Tra i temi più scottanti che il futuro Cancelliere tedesco dovrà gestire c’è senza dubbio il legame tra Germania e Cina, tanto producente – numeri alla mano – dal punto di vista economico, quanto ambiguo da quello politico. Se le grandi aziende tedesche hanno da sempre un rapporto idilliaco con la Repubblica Popolare, sia per vendere i loro prodotti in un mercato sconfinato che per produrre in loco a condizioni agevolate, è pur vero che Berlino ha dovuto mantenere un certo pragmatismo su dossier delicati come rispetto dei diritti umani e simili. Nell’era Merkel, in ogni caso, questo equilibrismo ha pagato e portato ai tedeschi frutti dolcissimi. In molti si chiedono che cosa succederà adesso: il prossimo Cancelliere cambierà strategia o ripercorrerà gli stessi passi di Merkel?

Incognita Cina

Dalla Cina non sono filtrate analisi di sorta. L’ambasciatore cinese in Germania, Wu Ken ha auspicato che i partiti politici tedeschi continuino la cooperazione con Pechino, indipendentemente dalla nuova coalizione di governo. “La cooperazione Cina-Germania ha apportato benefici ai rispettivi popoli”, ha detto Wu, esprimendo la speranza che le parti possano promuovere relazioni stabili e a lungo termine. Anche perché la Cina è un partner privilegiato della Germania, così come Berlino lo è per Pechino. Un paio di fatti emblematici. Nel 2016, per la prima volta, il Dragone è diventato il primo partner commerciale dei tedeschi, in una relazione consolidata mese dopo mese, anno dopo anno. Merkel ha invece visitato la Repubblica Popolare 12 volte, più di qualsiasi altro omologo occidentale.

La stessa Cancelliera si è più volte spesa in prima persona per promuovere la cooperazione economica sino-tedesca, senza però mai abbandonare gli alleati occidentali su temi sensibili, quali Hong Kong e diritti umani. E poi c’è l’ultimo atto, la parte più importante dell’eredità Merkel: l’accordo sugli investimenti, il Comprehensive Agreement on Investment l’accordo bilaterale sugli investimenti in discussione dal lontano 2013 (Cai). In attesa della fumata bianca, la Cancelliera ha spinto per l’ok, pensando all’Europa ma anche e soprattutto al bene della Germania. Già, perché sotto la Merkel la locomotiva d’Europa ha visto le esportazioni al di là della Muraglia quintuplicare. Nel 2020 è stata toccata la somma di 112 miliardi di dollari. Insomma, Merkel ha saputo coltivare relazioni pragmatiche con Pechino: che cosa succederà adesso?

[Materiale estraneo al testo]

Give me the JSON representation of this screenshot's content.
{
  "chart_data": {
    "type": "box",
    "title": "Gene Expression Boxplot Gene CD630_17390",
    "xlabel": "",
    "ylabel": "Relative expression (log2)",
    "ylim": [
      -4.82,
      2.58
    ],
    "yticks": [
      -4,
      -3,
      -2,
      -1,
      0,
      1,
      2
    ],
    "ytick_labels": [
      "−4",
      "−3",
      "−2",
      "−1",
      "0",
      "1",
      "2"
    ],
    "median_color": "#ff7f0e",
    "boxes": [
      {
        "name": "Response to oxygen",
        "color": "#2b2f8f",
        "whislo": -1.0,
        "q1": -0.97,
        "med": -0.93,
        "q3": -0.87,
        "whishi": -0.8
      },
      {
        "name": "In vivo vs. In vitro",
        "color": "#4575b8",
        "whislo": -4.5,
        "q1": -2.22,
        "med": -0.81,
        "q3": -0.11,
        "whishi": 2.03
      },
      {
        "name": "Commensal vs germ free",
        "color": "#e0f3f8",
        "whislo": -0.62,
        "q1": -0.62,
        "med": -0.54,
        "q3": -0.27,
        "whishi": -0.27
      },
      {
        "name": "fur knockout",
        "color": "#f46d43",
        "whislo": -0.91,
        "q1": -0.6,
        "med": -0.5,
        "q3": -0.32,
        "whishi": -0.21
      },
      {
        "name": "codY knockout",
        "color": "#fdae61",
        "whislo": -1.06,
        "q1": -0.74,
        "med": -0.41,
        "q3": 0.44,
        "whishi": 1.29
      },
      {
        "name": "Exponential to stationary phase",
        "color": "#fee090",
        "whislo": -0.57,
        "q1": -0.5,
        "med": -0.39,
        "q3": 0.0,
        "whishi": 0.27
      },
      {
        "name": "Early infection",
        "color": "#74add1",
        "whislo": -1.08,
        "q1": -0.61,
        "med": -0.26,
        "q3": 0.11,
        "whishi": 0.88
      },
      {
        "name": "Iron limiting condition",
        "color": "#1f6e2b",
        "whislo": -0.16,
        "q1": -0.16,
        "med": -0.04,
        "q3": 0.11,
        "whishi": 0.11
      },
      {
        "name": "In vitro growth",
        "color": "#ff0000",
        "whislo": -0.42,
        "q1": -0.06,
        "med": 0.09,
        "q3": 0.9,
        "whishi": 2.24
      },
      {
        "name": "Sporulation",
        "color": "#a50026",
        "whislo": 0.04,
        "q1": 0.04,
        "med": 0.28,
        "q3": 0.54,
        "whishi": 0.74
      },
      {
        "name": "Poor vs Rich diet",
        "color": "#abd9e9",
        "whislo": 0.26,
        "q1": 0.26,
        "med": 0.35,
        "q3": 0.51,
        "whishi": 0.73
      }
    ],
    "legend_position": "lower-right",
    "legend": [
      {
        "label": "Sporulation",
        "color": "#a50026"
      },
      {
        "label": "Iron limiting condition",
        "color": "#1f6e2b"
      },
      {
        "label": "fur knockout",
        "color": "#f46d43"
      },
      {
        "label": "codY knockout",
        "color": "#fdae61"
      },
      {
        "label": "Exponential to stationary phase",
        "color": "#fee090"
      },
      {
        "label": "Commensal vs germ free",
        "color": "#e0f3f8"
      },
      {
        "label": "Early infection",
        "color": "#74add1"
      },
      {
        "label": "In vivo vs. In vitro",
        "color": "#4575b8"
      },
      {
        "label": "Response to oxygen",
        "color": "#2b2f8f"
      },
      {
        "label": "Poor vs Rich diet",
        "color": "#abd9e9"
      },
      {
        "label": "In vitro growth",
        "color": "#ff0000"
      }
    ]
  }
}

Berlino, Pechino, l’Europa

La risposta alla domanda è una vera e propria incognita. O meglio: tutto dipenderà dalle alleanze che costituiranno il nuovo governo tedesco. Considerando, poi, che l’agenda di Berlino – praticamente in ogni campo – influenza gli altri governi europei e, in un certo senso, funge da bussola per orientarsi nel rapporto Bruxelles-Washington, in base alla nuova relazione tra Germania e Cina potrebbero mutare gli scenari globali della Guerra Fredda.

Abbiamo di fronte due possibili opzioni: 1) il successore di Merkel raffredda i contatti con Pechino riallineandosi maggiormente a Joe Biden; 2) tutto resta immutato. La sensazione è che il governo tedesco non sacrificherà mai i propri interessi commerciali in Cina per compiacere nessuno, neppure gli alleati più stretti. Allo stesso tempo, Berlino risponderà presente quando ci sarà da partecipare a proteste internazionali più o meno formali per richiamare Pechino su principi democratico-liberali.

Certo è che il giro d’affari che Berlino intrattiene con la Cina è troppo grande per poter essere sacrificato così facilmente. Le imprese tedesche, in primis quelle del settore automobilistico, dipendono ormai fortemente dal mercato cinese. Giusto per fare un esempio, Volkswagen ha annunciato l’intenzione di voler investire 2,1 miliardi di euro in Cina per sviluppare la propria attività nel settore dei veicoli elettrici, collaborando con due partner locali. Nel caso in cui la China Policy tedesca post Merkel dovesse strizzare l’occhio a Pechino, allora molto probabilmente anche altri Paesi europei – ognuno secondo le proprie capacità e posizioni – strizzeranno, più o meno in sordina, l’occhio al Dragone.